Lets now add a main method that we will launch into to test our domain. To do the testing, we will make use the TerminalExplorer which lets us act as the agent through the command line. Create the main method as shown below.

public static void main(String [] args){
		
	ExampleGridWorld gen = new ExampleGridWorld();
	Domain domain = gen.generateDomain();
	
	State initialState = ExampleGridWorld.getExampleState(domain);
	
	TerminalExplorer exp = new TerminalExplorer(domain);
	exp.exploreFromState(initialState);
	
	
}
				

When you run main in the command line/terminal you should see a print out describing the example state. If you now type the name of an action (such as "north") and hit enter, it will change state and print out the new state. Remember that our actions are stochastic, so 20% of the time you'll find yourself going in a different direction!

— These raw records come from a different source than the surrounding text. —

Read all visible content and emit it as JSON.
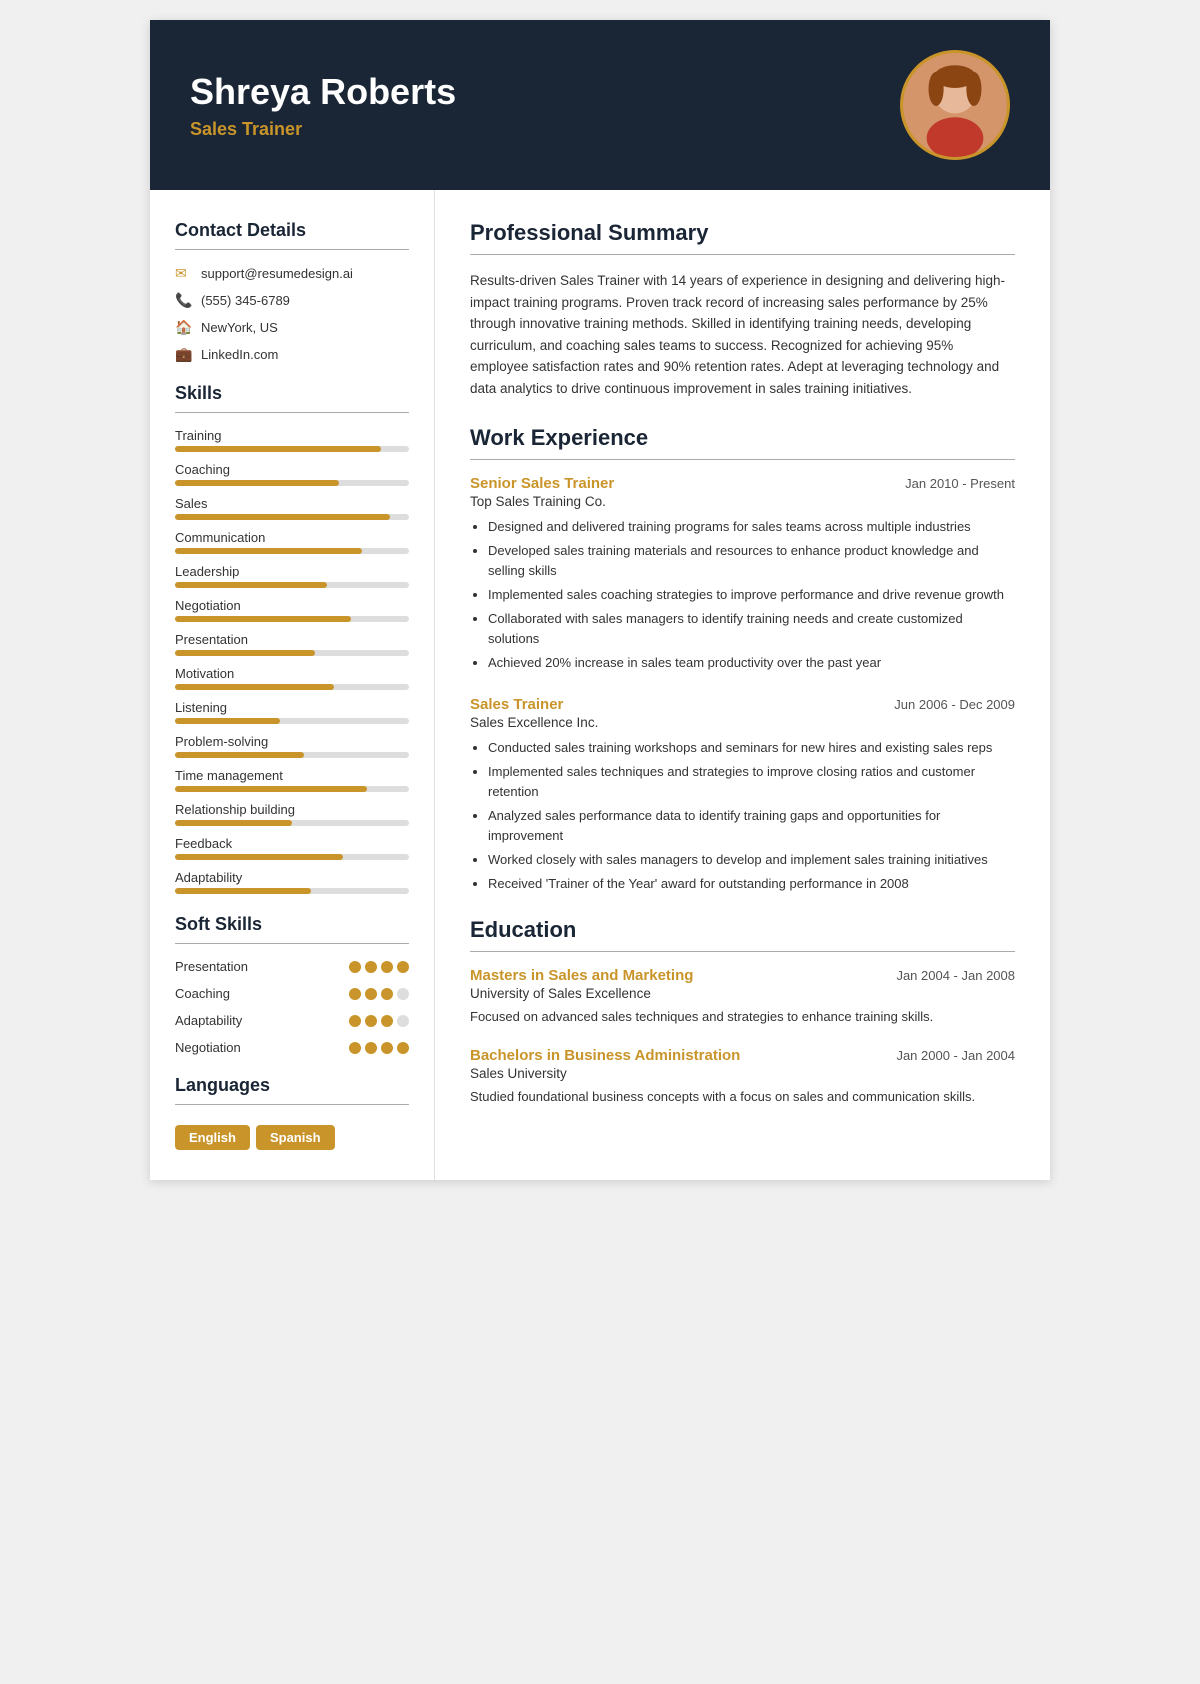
{
  "header": {
    "name": "Shreya Roberts",
    "title": "Sales Trainer",
    "photo_alt": "Profile photo"
  },
  "sidebar": {
    "contact_section_title": "Contact Details",
    "contact": [
      {
        "icon": "✉",
        "value": "support@resumedesign.ai",
        "type": "email"
      },
      {
        "icon": "📞",
        "value": "(555) 345-6789",
        "type": "phone"
      },
      {
        "icon": "🏠",
        "value": "NewYork, US",
        "type": "location"
      },
      {
        "icon": "💼",
        "value": "LinkedIn.com",
        "type": "linkedin"
      }
    ],
    "skills_section_title": "Skills",
    "skills": [
      {
        "name": "Training",
        "pct": 88
      },
      {
        "name": "Coaching",
        "pct": 70
      },
      {
        "name": "Sales",
        "pct": 92
      },
      {
        "name": "Communication",
        "pct": 80
      },
      {
        "name": "Leadership",
        "pct": 65
      },
      {
        "name": "Negotiation",
        "pct": 75
      },
      {
        "name": "Presentation",
        "pct": 60
      },
      {
        "name": "Motivation",
        "pct": 68
      },
      {
        "name": "Listening",
        "pct": 45
      },
      {
        "name": "Problem-solving",
        "pct": 55
      },
      {
        "name": "Time management",
        "pct": 82
      },
      {
        "name": "Relationship building",
        "pct": 50
      },
      {
        "name": "Feedback",
        "pct": 72
      },
      {
        "name": "Adaptability",
        "pct": 58
      }
    ],
    "soft_skills_section_title": "Soft Skills",
    "soft_skills": [
      {
        "name": "Presentation",
        "filled": 4,
        "total": 4
      },
      {
        "name": "Coaching",
        "filled": 3,
        "total": 4
      },
      {
        "name": "Adaptability",
        "filled": 3,
        "total": 4
      },
      {
        "name": "Negotiation",
        "filled": 4,
        "total": 4
      }
    ],
    "languages_section_title": "Languages",
    "languages": [
      "English",
      "Spanish"
    ]
  },
  "main": {
    "summary_section_title": "Professional Summary",
    "summary_text": "Results-driven Sales Trainer with 14 years of experience in designing and delivering high-impact training programs. Proven track record of increasing sales performance by 25% through innovative training methods. Skilled in identifying training needs, developing curriculum, and coaching sales teams to success. Recognized for achieving 95% employee satisfaction rates and 90% retention rates. Adept at leveraging technology and data analytics to drive continuous improvement in sales training initiatives.",
    "experience_section_title": "Work Experience",
    "experiences": [
      {
        "title": "Senior Sales Trainer",
        "date": "Jan 2010 - Present",
        "company": "Top Sales Training Co.",
        "bullets": [
          "Designed and delivered training programs for sales teams across multiple industries",
          "Developed sales training materials and resources to enhance product knowledge and selling skills",
          "Implemented sales coaching strategies to improve performance and drive revenue growth",
          "Collaborated with sales managers to identify training needs and create customized solutions",
          "Achieved 20% increase in sales team productivity over the past year"
        ]
      },
      {
        "title": "Sales Trainer",
        "date": "Jun 2006 - Dec 2009",
        "company": "Sales Excellence Inc.",
        "bullets": [
          "Conducted sales training workshops and seminars for new hires and existing sales reps",
          "Implemented sales techniques and strategies to improve closing ratios and customer retention",
          "Analyzed sales performance data to identify training gaps and opportunities for improvement",
          "Worked closely with sales managers to develop and implement sales training initiatives",
          "Received 'Trainer of the Year' award for outstanding performance in 2008"
        ]
      }
    ],
    "education_section_title": "Education",
    "education": [
      {
        "degree": "Masters in Sales and Marketing",
        "date": "Jan 2004 - Jan 2008",
        "school": "University of Sales Excellence",
        "desc": "Focused on advanced sales techniques and strategies to enhance training skills."
      },
      {
        "degree": "Bachelors in Business Administration",
        "date": "Jan 2000 - Jan 2004",
        "school": "Sales University",
        "desc": "Studied foundational business concepts with a focus on sales and communication skills."
      }
    ]
  }
}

While using the TerminalExplorer works for all domains that you might create, as your domains get more complex it be can be difficult to make sense of them from text alone. Having a visualizer makes understanding what's happening in your domain much easier. Furthermore, you can reuse a visualizer not just for interacting in the world yourself, but for visualizing results of learning and planning algorithms. In the next sections, we will walk through how to create a state visualizer for this domain.